It's the middle of March, which means it's almost spring, although it's -10 and we just got another delivery of snow.
This winter has gone by so fast - really truly - faster I think than any other winter. I remember the past few winters were drawn-out and unending, depressingly so, but this time 'round I can hardly believe April is only a few moons away. I have much to look forward to the next few weeks: I've got a whole lot on the go right now and I can't wait to see how it all unfolds this year.
So, it's official.

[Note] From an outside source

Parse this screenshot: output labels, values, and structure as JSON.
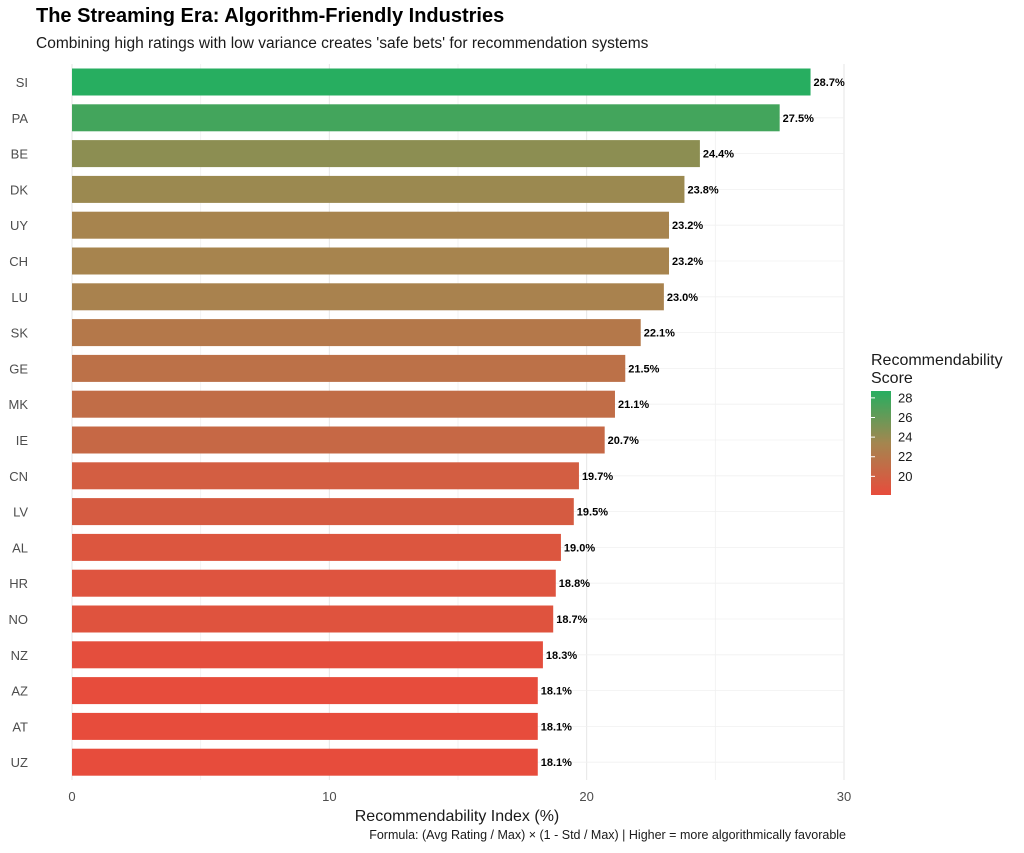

I have ceased to remove myself from my twirling mind; the to-and-fro that comes in waves, whispering one thing and then shouting the next, both entirely opposite pieces of advice.
I spoke to counsellors and psychologists in my late teens and early twenties, back when my anxiety was so overbearing that the world around me was as dark and hazy as anything you've ever seen; back when I couldn't seem to make a decision any better than I can now, in some ways, I suppose.

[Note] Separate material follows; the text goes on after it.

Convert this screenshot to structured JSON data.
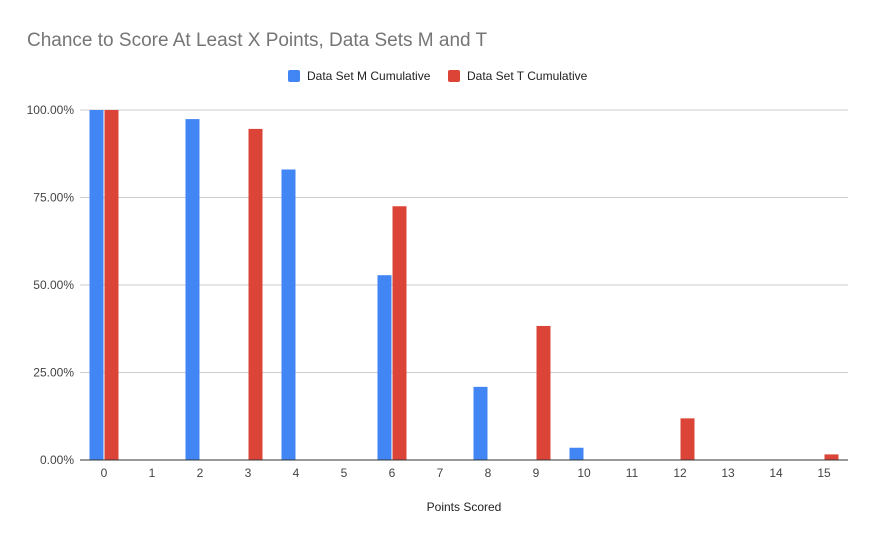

Thankfully, a handful of years later, I'm more confident in my steps than I've ever been, although there's a thing or two that always pulls me backward. I'm going to speak to another psychotherapist this Friday and I am so thrilled about it. Friday can't come soon enough, in fact. I'm nervous though, too, and mostly just hopeful that he'll be able to help me find clarity in all of the spaghetti of questions I have about life, love, moving on, and moving forward.
I'm the kind of person who needs to express how I feel by talking about stuff with people I trust. I am terrible at holding things in when something is bothering me, and this is why counselling is so helpful for me. I think everybody should invest in a few sessions with a therapist at least once in their life, during a time when they need answers, someone to bounce their thoughts off of, or to get another perspective.
For now I am writing down all of the things I am grateful for and I can't tell you why I haven't done it more often.